As mentioned previously a large share of the direct payments to landowners would go to already wealthy owners of large holdings of 100 hectares or larger. However, this hasn’t been confirmed and the funds could be put to other uses such as sorting out ambiguous land tenure and enforcing conservation in protected areas.

In the last 30 years an estimated 40% of rainforests worldwide have been destroyed. The Brazilian Amazon is the world’s largest remaining rainforest and it lies in a country that has the world’s largest forest loss each year. During 2000 and 2005 an estimated 13 million hectares of Brazilian Amazon forest was felled, according to the Brazilian National Institute for Space Research (INPE). This is significant if the fact that one fifth of annual global carbon emissions comes from land use change such as clearing forests for agriculture is taken into account. By reducing the carbon emissions associated with continued deforestation important co-benefits such as conserving biodiversity, regional climate regulation and cultural values may be secured.

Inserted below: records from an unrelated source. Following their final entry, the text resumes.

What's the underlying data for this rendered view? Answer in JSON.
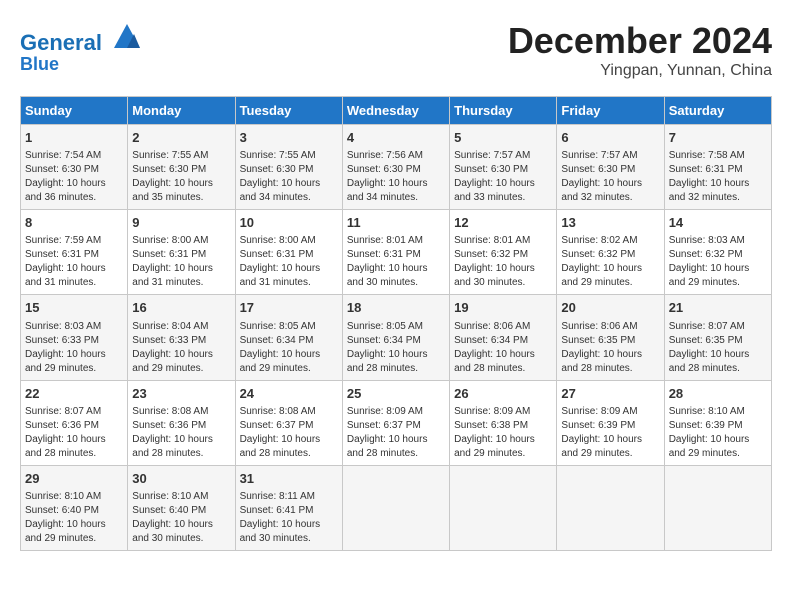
{
  "header": {
    "logo_line1": "General",
    "logo_line2": "Blue",
    "month": "December 2024",
    "location": "Yingpan, Yunnan, China"
  },
  "weekdays": [
    "Sunday",
    "Monday",
    "Tuesday",
    "Wednesday",
    "Thursday",
    "Friday",
    "Saturday"
  ],
  "weeks": [
    [
      {
        "day": "1",
        "info": "Sunrise: 7:54 AM\nSunset: 6:30 PM\nDaylight: 10 hours\nand 36 minutes."
      },
      {
        "day": "2",
        "info": "Sunrise: 7:55 AM\nSunset: 6:30 PM\nDaylight: 10 hours\nand 35 minutes."
      },
      {
        "day": "3",
        "info": "Sunrise: 7:55 AM\nSunset: 6:30 PM\nDaylight: 10 hours\nand 34 minutes."
      },
      {
        "day": "4",
        "info": "Sunrise: 7:56 AM\nSunset: 6:30 PM\nDaylight: 10 hours\nand 34 minutes."
      },
      {
        "day": "5",
        "info": "Sunrise: 7:57 AM\nSunset: 6:30 PM\nDaylight: 10 hours\nand 33 minutes."
      },
      {
        "day": "6",
        "info": "Sunrise: 7:57 AM\nSunset: 6:30 PM\nDaylight: 10 hours\nand 32 minutes."
      },
      {
        "day": "7",
        "info": "Sunrise: 7:58 AM\nSunset: 6:31 PM\nDaylight: 10 hours\nand 32 minutes."
      }
    ],
    [
      {
        "day": "8",
        "info": "Sunrise: 7:59 AM\nSunset: 6:31 PM\nDaylight: 10 hours\nand 31 minutes."
      },
      {
        "day": "9",
        "info": "Sunrise: 8:00 AM\nSunset: 6:31 PM\nDaylight: 10 hours\nand 31 minutes."
      },
      {
        "day": "10",
        "info": "Sunrise: 8:00 AM\nSunset: 6:31 PM\nDaylight: 10 hours\nand 31 minutes."
      },
      {
        "day": "11",
        "info": "Sunrise: 8:01 AM\nSunset: 6:31 PM\nDaylight: 10 hours\nand 30 minutes."
      },
      {
        "day": "12",
        "info": "Sunrise: 8:01 AM\nSunset: 6:32 PM\nDaylight: 10 hours\nand 30 minutes."
      },
      {
        "day": "13",
        "info": "Sunrise: 8:02 AM\nSunset: 6:32 PM\nDaylight: 10 hours\nand 29 minutes."
      },
      {
        "day": "14",
        "info": "Sunrise: 8:03 AM\nSunset: 6:32 PM\nDaylight: 10 hours\nand 29 minutes."
      }
    ],
    [
      {
        "day": "15",
        "info": "Sunrise: 8:03 AM\nSunset: 6:33 PM\nDaylight: 10 hours\nand 29 minutes."
      },
      {
        "day": "16",
        "info": "Sunrise: 8:04 AM\nSunset: 6:33 PM\nDaylight: 10 hours\nand 29 minutes."
      },
      {
        "day": "17",
        "info": "Sunrise: 8:05 AM\nSunset: 6:34 PM\nDaylight: 10 hours\nand 29 minutes."
      },
      {
        "day": "18",
        "info": "Sunrise: 8:05 AM\nSunset: 6:34 PM\nDaylight: 10 hours\nand 28 minutes."
      },
      {
        "day": "19",
        "info": "Sunrise: 8:06 AM\nSunset: 6:34 PM\nDaylight: 10 hours\nand 28 minutes."
      },
      {
        "day": "20",
        "info": "Sunrise: 8:06 AM\nSunset: 6:35 PM\nDaylight: 10 hours\nand 28 minutes."
      },
      {
        "day": "21",
        "info": "Sunrise: 8:07 AM\nSunset: 6:35 PM\nDaylight: 10 hours\nand 28 minutes."
      }
    ],
    [
      {
        "day": "22",
        "info": "Sunrise: 8:07 AM\nSunset: 6:36 PM\nDaylight: 10 hours\nand 28 minutes."
      },
      {
        "day": "23",
        "info": "Sunrise: 8:08 AM\nSunset: 6:36 PM\nDaylight: 10 hours\nand 28 minutes."
      },
      {
        "day": "24",
        "info": "Sunrise: 8:08 AM\nSunset: 6:37 PM\nDaylight: 10 hours\nand 28 minutes."
      },
      {
        "day": "25",
        "info": "Sunrise: 8:09 AM\nSunset: 6:37 PM\nDaylight: 10 hours\nand 28 minutes."
      },
      {
        "day": "26",
        "info": "Sunrise: 8:09 AM\nSunset: 6:38 PM\nDaylight: 10 hours\nand 29 minutes."
      },
      {
        "day": "27",
        "info": "Sunrise: 8:09 AM\nSunset: 6:39 PM\nDaylight: 10 hours\nand 29 minutes."
      },
      {
        "day": "28",
        "info": "Sunrise: 8:10 AM\nSunset: 6:39 PM\nDaylight: 10 hours\nand 29 minutes."
      }
    ],
    [
      {
        "day": "29",
        "info": "Sunrise: 8:10 AM\nSunset: 6:40 PM\nDaylight: 10 hours\nand 29 minutes."
      },
      {
        "day": "30",
        "info": "Sunrise: 8:10 AM\nSunset: 6:40 PM\nDaylight: 10 hours\nand 30 minutes."
      },
      {
        "day": "31",
        "info": "Sunrise: 8:11 AM\nSunset: 6:41 PM\nDaylight: 10 hours\nand 30 minutes."
      },
      {
        "day": "",
        "info": ""
      },
      {
        "day": "",
        "info": ""
      },
      {
        "day": "",
        "info": ""
      },
      {
        "day": "",
        "info": ""
      }
    ]
  ]
}
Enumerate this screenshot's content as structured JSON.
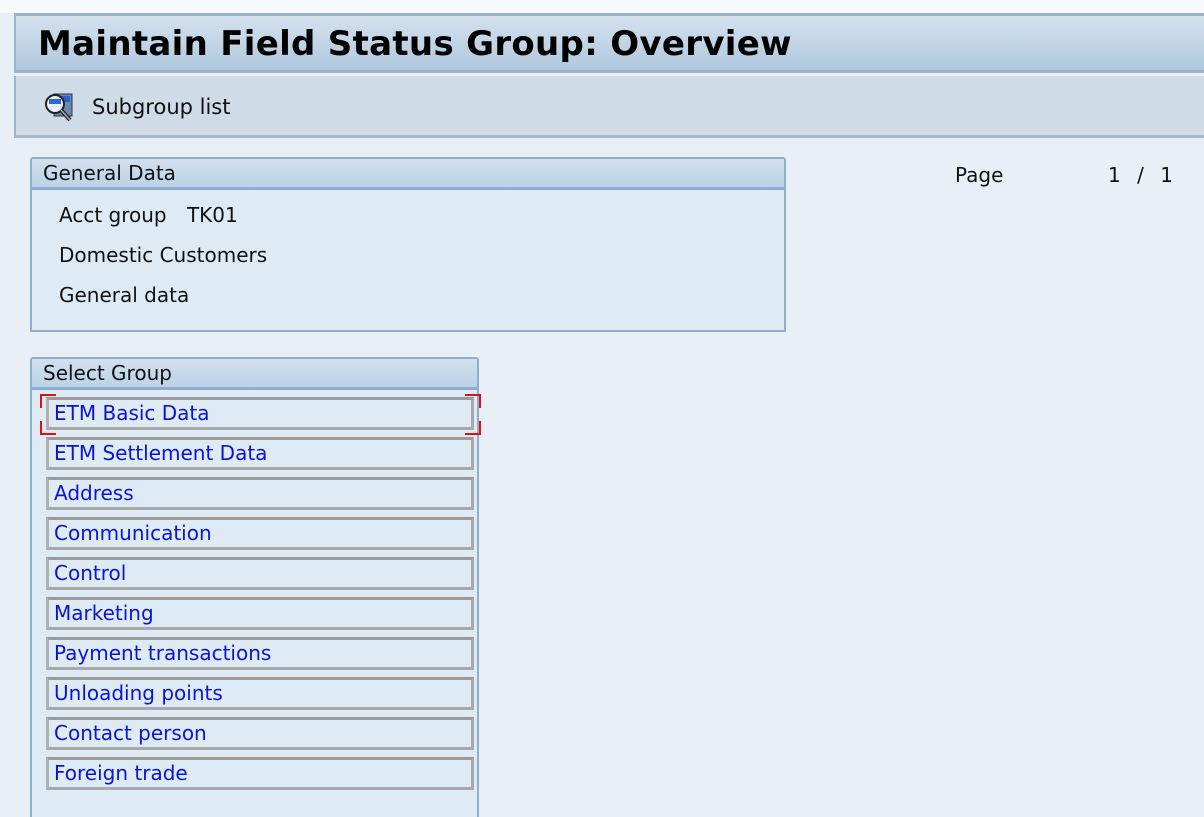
{
  "title": "Maintain Field Status Group: Overview",
  "toolbar": {
    "subgroup_list": {
      "label": "Subgroup list",
      "icon": "search-list-icon"
    }
  },
  "general_data": {
    "header": "General Data",
    "acct_group_label": "Acct group",
    "acct_group_value": "TK01",
    "description": "Domestic Customers",
    "section": "General data"
  },
  "pagination": {
    "label": "Page",
    "current": "1",
    "separator": "/",
    "total": "1"
  },
  "select_group": {
    "header": "Select Group",
    "focused_index": 0,
    "items": [
      {
        "label": "ETM Basic Data"
      },
      {
        "label": "ETM Settlement Data"
      },
      {
        "label": "Address"
      },
      {
        "label": "Communication"
      },
      {
        "label": "Control"
      },
      {
        "label": "Marketing"
      },
      {
        "label": "Payment transactions"
      },
      {
        "label": "Unloading points"
      },
      {
        "label": "Contact person"
      },
      {
        "label": "Foreign trade"
      }
    ]
  },
  "colors": {
    "link": "#0a14d8",
    "focus": "#e01010",
    "panel_border": "#8eaecd"
  }
}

In the future the majority of deforestation will take place in areas that are on unclassified public lands or on private land that has no clear boundaries. The study did note however, that a quarter of future deforestation is expected to take place in strictly protected areas, sustainable use areas, land reform settlements and indigenous territories.

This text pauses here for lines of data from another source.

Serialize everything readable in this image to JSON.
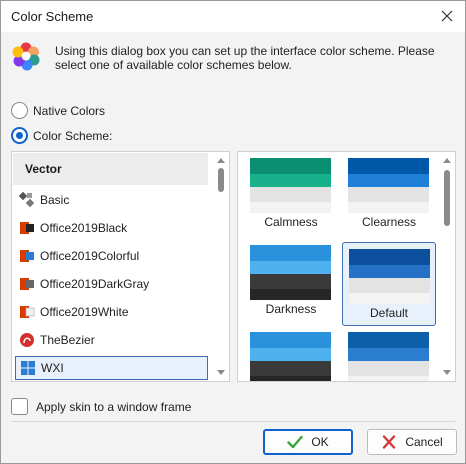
{
  "window": {
    "title": "Color Scheme"
  },
  "description": "Using this dialog box you can set up the interface color scheme. Please select one of available color schemes below.",
  "options": {
    "native_label": "Native Colors",
    "scheme_label": "Color Scheme:"
  },
  "list": {
    "header": "Vector",
    "items": [
      {
        "label": "Basic",
        "icon": "basic-skin-icon"
      },
      {
        "label": "Office2019Black",
        "icon": "office-black-icon"
      },
      {
        "label": "Office2019Colorful",
        "icon": "office-colorful-icon"
      },
      {
        "label": "Office2019DarkGray",
        "icon": "office-darkgray-icon"
      },
      {
        "label": "Office2019White",
        "icon": "office-white-icon"
      },
      {
        "label": "TheBezier",
        "icon": "bezier-icon"
      },
      {
        "label": "WXI",
        "icon": "windows-icon"
      }
    ],
    "selected": "WXI"
  },
  "schemes": [
    {
      "label": "Calmness",
      "colors": [
        "#0a8f72",
        "#17b18c",
        "#e3e3e3",
        "#f3f3f3"
      ]
    },
    {
      "label": "Clearness",
      "colors": [
        "#0058a8",
        "#1f7ed6",
        "#e3e3e3",
        "#f3f3f3"
      ]
    },
    {
      "label": "Darkness",
      "colors": [
        "#2a91dd",
        "#4fb1ee",
        "#3a3a3a",
        "#262626"
      ]
    },
    {
      "label": "Default",
      "colors": [
        "#0c4f9c",
        "#2671c8",
        "#e3e3e3",
        "#f3f3f3"
      ]
    },
    {
      "label": "",
      "colors": [
        "#2a91dd",
        "#4fb1ee",
        "#3a3a3a",
        "#262626"
      ]
    },
    {
      "label": "",
      "colors": [
        "#0c5fa8",
        "#2b7dd0",
        "#e3e3e3",
        "#f3f3f3"
      ]
    }
  ],
  "selected_scheme": "Default",
  "checkbox": {
    "label": "Apply skin to a window frame",
    "checked": false
  },
  "buttons": {
    "ok": "OK",
    "cancel": "Cancel"
  },
  "colors": {
    "accent": "#0f62c9",
    "ok_check": "#3aa53a",
    "cancel_x": "#d23a3a"
  }
}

“The way the Brazilian government has devised payment schemes for environmental services, payment cannot be used to stop deforestation on illegally appropriated lands, nor on lands where private tenure is disputed,’ says Jan Börner, CIFOR scientist and a co-author of the study. ‘Land-tenure chaos represents the single largest impediment for using on-the-ground payments to implement REDD in Brazil on a large scale.’ He added.

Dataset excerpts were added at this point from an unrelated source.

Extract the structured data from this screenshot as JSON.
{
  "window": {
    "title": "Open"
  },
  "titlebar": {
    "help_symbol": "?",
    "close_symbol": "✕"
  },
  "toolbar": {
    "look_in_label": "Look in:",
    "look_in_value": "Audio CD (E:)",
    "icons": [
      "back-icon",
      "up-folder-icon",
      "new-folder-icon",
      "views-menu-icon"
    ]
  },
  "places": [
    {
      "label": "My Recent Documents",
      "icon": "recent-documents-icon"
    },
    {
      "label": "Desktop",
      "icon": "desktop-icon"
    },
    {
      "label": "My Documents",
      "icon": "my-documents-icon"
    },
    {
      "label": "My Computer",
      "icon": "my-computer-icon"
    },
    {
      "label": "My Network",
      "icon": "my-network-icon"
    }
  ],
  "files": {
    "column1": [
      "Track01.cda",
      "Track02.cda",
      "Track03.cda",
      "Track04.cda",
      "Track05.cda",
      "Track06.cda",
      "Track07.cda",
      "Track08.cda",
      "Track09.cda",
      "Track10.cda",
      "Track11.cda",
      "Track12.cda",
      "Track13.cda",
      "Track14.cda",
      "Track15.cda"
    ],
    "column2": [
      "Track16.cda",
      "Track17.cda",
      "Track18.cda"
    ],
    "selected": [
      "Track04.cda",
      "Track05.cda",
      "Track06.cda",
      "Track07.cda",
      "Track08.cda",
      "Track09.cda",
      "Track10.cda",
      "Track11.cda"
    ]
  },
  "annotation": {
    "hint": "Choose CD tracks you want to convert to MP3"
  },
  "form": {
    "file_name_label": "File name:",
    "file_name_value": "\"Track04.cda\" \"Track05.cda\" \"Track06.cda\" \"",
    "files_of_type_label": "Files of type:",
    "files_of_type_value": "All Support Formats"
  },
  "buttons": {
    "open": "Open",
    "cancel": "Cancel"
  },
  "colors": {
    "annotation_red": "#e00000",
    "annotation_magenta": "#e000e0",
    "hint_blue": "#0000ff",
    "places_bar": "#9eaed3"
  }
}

The authors of the report have suggested that despite the seeming logic of ranking payments according to the scale of deforestation related threat the overall insecurity in the tenure system means that funding small holder related schemes are often safer and act as a more realistic short term solution to pilot carbon reduction payment schemes. This is due to the fact that the large holders only have shaky tenure claims to the forestlands they operate on.

“Among many large landholders, tenure rights are poorly defined, which is why it will take a while to include them in large-scale REDD+ payment schemes”, says Wunder. “Many smallholders live in relatively well-established tenure systems, (and so) may be the first-best entry point for pioneering REDD+ schemes, many of which may also be pro-poor.” He concluded.